I get all that. I truly do. But the fact remains it can be easy, and it’s important. Even if it isn’t easy, it’s still important. In fact, if something is important enough for you to work on, if you’re doing “a huge amount of research and work”, then it’s well worth investing the time to protect yourself even at the most basic level.
The most basic level?
Think of what’s stored on your computer. Now envision that computer suddenly gone. Would all the things you’re thinking of be lost forever?
Make a copy. Put that copy somewhere else.
That’s it. That’s all. That’s a backup at its most basic. Everything else is refinement. Everything else is about what gets copied, where it gets copied to, and automating the process of making those copies.
But ultimately, backups are all — and only — about making copies.
If your data is in only one place, it’s not backed up.
Start making copies.
Learn how to use the tools if you have to, but start. Today.
Read How to Back Up Windows 10 (& 11) even if you’re not running Windows 10 or 11. Many of the specific steps will work on any Windows version, and the concepts are universal.
Read How Do I Back Up My Computer? for a nice high-level overview of the various options and approaches to backing up. (In fact, have a look at all of the Best Articles: a Collection of articles on backing up and security in general.)
But above all, no matter what you read or how you do it, start backing up now.

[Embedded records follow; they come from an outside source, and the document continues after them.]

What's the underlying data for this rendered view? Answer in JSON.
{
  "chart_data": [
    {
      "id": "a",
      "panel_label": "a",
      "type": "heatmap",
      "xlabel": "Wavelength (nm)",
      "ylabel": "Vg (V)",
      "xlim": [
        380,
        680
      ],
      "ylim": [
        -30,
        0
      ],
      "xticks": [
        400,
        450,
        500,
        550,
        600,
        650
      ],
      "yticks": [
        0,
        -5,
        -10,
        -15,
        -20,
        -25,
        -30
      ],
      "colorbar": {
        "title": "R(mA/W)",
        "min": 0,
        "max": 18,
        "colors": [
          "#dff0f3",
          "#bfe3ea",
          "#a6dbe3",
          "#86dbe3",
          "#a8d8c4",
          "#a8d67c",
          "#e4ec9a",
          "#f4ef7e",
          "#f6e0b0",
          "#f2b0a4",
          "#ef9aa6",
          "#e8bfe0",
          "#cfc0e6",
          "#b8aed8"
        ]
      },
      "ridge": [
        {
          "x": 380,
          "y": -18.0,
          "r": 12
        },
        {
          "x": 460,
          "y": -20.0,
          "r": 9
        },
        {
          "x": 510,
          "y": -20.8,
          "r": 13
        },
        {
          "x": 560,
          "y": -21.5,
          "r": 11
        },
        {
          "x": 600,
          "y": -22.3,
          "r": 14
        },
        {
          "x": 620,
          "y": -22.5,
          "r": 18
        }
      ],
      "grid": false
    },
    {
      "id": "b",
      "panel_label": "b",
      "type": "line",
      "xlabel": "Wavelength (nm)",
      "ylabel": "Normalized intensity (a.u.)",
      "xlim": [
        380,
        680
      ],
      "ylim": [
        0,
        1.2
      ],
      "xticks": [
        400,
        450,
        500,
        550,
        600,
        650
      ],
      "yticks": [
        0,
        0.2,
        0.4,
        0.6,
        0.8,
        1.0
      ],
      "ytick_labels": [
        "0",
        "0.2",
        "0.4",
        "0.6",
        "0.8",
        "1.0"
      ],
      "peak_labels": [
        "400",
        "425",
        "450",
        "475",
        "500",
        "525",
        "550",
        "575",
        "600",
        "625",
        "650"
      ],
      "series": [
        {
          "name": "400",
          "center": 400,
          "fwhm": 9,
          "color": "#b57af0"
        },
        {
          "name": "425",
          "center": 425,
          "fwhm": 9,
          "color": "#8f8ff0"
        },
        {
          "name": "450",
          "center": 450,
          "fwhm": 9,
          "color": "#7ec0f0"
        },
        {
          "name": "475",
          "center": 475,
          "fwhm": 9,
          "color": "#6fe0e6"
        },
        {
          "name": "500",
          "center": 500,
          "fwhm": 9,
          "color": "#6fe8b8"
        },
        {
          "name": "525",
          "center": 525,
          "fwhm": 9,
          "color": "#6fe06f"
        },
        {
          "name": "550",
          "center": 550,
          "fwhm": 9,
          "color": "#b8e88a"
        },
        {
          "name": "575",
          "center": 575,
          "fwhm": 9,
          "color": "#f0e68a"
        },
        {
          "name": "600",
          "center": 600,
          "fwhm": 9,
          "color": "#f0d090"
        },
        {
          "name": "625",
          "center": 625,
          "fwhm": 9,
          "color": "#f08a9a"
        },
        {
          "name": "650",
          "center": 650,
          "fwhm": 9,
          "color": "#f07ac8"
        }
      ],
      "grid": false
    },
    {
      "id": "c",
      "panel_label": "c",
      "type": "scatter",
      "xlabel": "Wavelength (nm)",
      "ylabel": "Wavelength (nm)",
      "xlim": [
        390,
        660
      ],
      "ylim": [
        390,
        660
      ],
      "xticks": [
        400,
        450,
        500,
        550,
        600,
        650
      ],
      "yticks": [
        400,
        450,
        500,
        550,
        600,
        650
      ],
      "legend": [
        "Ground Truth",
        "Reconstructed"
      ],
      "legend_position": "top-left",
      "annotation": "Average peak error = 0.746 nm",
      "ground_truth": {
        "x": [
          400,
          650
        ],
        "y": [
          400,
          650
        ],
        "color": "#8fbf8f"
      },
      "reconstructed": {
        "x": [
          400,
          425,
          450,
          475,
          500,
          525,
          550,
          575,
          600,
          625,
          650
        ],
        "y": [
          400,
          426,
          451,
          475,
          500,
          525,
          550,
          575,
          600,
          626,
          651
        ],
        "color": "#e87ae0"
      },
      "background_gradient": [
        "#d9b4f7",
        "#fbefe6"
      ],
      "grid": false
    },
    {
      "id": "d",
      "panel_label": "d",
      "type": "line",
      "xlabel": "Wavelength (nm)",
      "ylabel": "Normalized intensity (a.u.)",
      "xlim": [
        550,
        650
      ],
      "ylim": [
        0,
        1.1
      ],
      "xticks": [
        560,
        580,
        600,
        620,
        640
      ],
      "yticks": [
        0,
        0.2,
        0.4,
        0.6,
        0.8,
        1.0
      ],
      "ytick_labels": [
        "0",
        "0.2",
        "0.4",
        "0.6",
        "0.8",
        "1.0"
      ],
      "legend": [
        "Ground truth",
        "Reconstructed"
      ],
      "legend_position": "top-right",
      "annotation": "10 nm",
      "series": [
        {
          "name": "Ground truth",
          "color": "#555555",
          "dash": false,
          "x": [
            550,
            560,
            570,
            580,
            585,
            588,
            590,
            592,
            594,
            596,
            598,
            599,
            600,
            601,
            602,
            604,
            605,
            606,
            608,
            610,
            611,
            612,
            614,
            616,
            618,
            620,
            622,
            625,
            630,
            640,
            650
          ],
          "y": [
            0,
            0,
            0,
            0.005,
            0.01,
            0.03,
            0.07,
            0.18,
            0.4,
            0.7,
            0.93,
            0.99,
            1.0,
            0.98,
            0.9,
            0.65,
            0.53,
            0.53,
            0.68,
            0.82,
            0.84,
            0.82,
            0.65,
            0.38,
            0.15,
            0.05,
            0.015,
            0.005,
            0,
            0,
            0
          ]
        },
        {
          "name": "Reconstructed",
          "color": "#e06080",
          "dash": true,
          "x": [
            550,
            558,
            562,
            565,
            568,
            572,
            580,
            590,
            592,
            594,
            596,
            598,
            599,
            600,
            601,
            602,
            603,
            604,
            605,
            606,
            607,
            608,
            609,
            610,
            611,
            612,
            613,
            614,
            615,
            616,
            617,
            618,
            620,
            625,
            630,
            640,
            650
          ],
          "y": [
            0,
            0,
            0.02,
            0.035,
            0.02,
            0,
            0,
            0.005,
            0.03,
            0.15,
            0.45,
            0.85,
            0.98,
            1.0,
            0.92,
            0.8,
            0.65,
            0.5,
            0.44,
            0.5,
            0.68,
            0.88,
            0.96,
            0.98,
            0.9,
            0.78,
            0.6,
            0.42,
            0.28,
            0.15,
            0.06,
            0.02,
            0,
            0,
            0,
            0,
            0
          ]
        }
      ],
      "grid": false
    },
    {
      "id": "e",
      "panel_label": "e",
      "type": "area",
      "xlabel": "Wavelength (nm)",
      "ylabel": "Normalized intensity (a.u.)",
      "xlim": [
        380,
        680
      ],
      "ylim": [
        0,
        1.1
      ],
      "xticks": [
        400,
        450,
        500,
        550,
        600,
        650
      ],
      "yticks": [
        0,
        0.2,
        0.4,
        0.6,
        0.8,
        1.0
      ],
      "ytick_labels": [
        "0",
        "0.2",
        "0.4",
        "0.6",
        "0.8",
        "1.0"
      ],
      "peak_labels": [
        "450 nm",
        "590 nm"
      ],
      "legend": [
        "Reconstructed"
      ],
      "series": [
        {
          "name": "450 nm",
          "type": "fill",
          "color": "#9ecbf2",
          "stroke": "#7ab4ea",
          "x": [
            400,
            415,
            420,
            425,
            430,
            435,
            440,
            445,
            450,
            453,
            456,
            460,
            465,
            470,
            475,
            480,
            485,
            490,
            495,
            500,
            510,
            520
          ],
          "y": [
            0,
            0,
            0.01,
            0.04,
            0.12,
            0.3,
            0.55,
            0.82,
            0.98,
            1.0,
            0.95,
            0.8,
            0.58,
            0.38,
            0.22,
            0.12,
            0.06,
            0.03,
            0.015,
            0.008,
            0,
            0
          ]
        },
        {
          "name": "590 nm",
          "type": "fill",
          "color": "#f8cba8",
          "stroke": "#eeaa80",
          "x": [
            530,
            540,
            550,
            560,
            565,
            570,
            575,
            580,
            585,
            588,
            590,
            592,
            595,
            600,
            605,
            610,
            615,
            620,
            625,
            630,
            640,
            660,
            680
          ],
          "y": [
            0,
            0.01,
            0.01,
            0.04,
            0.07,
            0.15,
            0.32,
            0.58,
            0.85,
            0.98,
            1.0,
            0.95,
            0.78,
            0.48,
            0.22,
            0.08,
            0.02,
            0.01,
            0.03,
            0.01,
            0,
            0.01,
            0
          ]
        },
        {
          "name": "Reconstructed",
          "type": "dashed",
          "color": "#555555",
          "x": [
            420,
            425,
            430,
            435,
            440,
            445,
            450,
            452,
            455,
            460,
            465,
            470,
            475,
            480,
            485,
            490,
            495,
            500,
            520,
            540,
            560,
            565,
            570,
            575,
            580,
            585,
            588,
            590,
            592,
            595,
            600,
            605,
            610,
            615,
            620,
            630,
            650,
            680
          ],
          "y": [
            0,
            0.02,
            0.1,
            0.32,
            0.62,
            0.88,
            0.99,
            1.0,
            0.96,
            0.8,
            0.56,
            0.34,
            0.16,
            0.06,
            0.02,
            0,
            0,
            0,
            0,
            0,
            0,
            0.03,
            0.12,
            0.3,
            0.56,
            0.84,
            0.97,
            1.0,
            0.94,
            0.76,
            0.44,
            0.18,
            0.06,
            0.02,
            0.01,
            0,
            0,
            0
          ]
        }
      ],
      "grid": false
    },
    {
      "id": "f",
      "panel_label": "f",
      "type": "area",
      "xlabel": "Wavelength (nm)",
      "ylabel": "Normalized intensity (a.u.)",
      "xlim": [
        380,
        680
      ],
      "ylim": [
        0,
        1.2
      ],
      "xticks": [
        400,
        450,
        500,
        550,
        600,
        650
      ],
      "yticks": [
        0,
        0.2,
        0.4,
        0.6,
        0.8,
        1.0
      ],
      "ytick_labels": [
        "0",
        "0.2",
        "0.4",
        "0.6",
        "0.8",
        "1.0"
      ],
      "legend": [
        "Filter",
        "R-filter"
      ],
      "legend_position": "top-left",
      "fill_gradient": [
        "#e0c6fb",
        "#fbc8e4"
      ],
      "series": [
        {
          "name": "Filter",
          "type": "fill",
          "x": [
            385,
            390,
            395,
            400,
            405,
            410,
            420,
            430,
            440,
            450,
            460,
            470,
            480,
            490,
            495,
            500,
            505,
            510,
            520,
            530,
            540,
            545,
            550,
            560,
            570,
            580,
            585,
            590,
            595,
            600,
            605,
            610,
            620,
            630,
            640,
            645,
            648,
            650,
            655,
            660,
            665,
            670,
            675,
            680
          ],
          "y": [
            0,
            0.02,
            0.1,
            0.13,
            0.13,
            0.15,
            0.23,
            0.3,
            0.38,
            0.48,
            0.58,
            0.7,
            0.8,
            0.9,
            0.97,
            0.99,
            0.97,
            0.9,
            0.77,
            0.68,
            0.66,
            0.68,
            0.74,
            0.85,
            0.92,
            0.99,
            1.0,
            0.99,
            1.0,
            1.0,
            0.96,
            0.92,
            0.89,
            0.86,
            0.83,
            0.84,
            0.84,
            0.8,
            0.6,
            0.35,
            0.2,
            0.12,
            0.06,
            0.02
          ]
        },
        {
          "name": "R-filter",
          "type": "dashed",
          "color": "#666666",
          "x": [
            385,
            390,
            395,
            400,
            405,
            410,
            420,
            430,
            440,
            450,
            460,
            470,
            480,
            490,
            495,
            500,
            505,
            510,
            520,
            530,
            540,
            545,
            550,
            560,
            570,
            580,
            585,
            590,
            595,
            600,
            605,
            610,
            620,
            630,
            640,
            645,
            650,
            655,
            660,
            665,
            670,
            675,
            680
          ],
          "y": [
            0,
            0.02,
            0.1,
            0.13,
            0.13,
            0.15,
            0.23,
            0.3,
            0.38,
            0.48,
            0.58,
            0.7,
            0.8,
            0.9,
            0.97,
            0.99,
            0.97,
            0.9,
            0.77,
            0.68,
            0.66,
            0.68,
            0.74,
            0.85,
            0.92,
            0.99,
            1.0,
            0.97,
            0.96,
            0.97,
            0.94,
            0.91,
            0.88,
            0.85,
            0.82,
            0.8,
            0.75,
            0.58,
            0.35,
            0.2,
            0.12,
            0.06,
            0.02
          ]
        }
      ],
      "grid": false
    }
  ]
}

If a sudden and unexpected loss of your computer and data (or phone, or account, or…) would be anything greater than an annoyance, you’re not sufficiently backed up.
I’ll continue to preach about backing up. To me, it’s still the one thing that could save more grief for more people than anything else I talk about.
If you feel the same way — if you feel that this article and the ideas behind it have merit — share it. Share it on Facebook. Share it on whatever other social media platform you use. Send the link to this
rant post up there in your address bar to the people you know aren’t backing up as they should. (And I’m betting you know quite a few.)
Spread the word.
And then be sure to subscribe to Confident Computing! It’s my weekly newsletter that gives less frustration and more confidence, solutions, answers, and tips in your inbox every week.
Footnotes & References
1: Yes, that feels odd, particularly since this was before OneDrive, but nonetheless, it was the situation.
2: I actually keep an image of that hard drive with the small hope that perhaps someday the master keys for that particular ransomware variant — CryptoWall 2.0 — will be found. So far, no luck.